Rabat – As tension mounted in Catalonia after a local independence referendum received a crackdown from Madrid, Morocco expressed its official support of Spain’s Unity. Some have connected the kingdom’s stance to the conflict in the Western Sahara, but one political analyst has a different explanation.
For decades, Morocco and Spain have been at odds over the kingdom’s dispute with the separatist Polisario Front. Madrid has long held a position that was regarded by Moroccans as hostile to what they see as the kingdom’s territorial integrity.
For some, the Spanish hostility had roots in the rich history of conflict between the sides, including over Spain’s continuous “occupation” of lands Moroccans believe are theirs, such as the enclaves of Ceuta and Melilla and the Chafarinas Islands.
According to this reading, Madrid tried to divert Morocco’s attention from those lands and keep the kingdom focused on Western Sahara by providing support for the separatist Polisario Front.
In the 1970’s Spain also reportedly encouraged Mauritania to claim parts of Western Sahara and supported Algeria to be an active player in the conflict, according to a document released by Wikileaks.
In Spain, Polisario has a sizeable following among Sahrawi students, activists, and politicians.
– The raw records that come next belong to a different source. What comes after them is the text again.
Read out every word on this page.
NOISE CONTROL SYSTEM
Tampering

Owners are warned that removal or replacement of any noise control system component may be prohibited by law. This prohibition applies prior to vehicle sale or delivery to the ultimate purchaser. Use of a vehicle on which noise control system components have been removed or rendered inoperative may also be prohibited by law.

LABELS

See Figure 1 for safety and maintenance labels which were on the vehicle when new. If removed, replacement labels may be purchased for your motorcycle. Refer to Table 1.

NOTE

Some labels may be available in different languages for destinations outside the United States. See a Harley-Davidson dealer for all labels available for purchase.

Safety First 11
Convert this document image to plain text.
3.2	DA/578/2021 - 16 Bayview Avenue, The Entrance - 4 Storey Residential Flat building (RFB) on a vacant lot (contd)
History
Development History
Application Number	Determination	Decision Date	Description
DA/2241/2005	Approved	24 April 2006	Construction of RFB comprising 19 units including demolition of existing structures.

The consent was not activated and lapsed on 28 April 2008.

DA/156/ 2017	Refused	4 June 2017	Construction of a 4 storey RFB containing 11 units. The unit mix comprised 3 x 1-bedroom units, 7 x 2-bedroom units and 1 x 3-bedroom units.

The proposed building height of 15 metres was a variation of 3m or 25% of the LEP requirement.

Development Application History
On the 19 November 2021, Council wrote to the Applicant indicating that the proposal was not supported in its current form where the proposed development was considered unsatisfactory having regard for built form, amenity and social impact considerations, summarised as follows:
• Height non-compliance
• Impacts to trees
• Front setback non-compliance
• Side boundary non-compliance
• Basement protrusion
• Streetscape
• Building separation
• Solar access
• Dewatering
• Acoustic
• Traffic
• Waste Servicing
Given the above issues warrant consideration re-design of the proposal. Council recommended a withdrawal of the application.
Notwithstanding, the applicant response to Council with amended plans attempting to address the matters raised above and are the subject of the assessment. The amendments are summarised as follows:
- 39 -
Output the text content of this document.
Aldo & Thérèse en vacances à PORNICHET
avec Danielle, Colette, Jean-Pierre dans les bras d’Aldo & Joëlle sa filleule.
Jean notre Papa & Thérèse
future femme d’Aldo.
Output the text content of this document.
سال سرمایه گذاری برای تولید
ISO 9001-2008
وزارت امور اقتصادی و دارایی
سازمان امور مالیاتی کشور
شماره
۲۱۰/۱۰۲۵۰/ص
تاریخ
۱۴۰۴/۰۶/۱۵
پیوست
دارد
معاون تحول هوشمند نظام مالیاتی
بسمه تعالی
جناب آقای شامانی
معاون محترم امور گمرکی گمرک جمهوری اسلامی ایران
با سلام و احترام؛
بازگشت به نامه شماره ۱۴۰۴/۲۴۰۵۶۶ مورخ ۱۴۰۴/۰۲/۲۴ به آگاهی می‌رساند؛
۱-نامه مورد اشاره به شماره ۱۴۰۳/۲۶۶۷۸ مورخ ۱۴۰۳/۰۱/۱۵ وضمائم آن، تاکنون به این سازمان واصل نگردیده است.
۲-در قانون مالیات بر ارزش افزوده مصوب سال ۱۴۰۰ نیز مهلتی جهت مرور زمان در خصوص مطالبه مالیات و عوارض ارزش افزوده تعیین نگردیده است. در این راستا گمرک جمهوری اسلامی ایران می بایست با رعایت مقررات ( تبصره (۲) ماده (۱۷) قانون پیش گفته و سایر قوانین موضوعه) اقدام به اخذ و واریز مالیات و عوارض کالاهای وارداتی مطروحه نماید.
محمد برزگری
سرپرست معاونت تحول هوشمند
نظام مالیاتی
Some Polisario’s leading members hold Spanish nationality, including Khadijetou Ould El Mokhtar Sidhmed, an organization representative recently deported from Peru.
The Iberian kingdom is also home to several local pro-Polisario NGOs.
Things started to change however when the Socialists came to power in Spain in 2004. Economic considerations, especially after the 2008 international crisis, and Spain’s increasing reliance on its partnership with Morocco to fight terrorism and counter unwanted immigration were also key factors behind Spain’s change of position regarding the issue.
In contrast with its standpoints in the past, Madrid declares today that is in favor of a “lasting” and “mutually agreed-upon” solution to the conflict, and that is keen to preserve the strong relations with Morocco.
But was the Western Sahara dispute the reason Mustapha El Khalfi said late September that the kingdom backed Spain in its rejection of the Catalan referendum?
Samir Bennis, Morocco World News’s senior analyst, says that Morocco’s pro-unity stance and its own territorial dispute are unrelated.
“Morocco’s support to Spain is in line with its foreign policy, which rejects secessionist movements and defends the sovereignty of states and their territorial integrity,” says the analyst.
Bennis explains that this position has remained unchanged, giving as an example Morocco’s refusal to recognize Kosovo and its denunciation of the recent independence vote in the Iraqi region of Kurdistan.
On Thursday, El Khalfi said that Morocco stands with the Iraqi government in its rejection of the referendum which he said threatens the “security and territorial integrity” of the country.
The other reason why Rabat is backing Madrid in the ongoing tension with the Catalan government, Bennis continues, is that Morocco respects the Treaty of Friendship and Good Neighborliness concluded with Spain in July 1991.
The treaty put a premium on the defense of each country’s sovereignty, stresses the analyst.
By supporting the position of the Spanish government, Morocco is honoring this agreement, which clearly stipulates that both countries respect the sovereignty of each and “refrain from interfering in its internal affairs.”
While Morocco has made its position clear, Algeria, which has long justified its backing of Polisario by emphasizing people’s “right to self-determination,” has refrained from commenting on the crisis. Polisario, Algeria’s protégé, has also remained silent.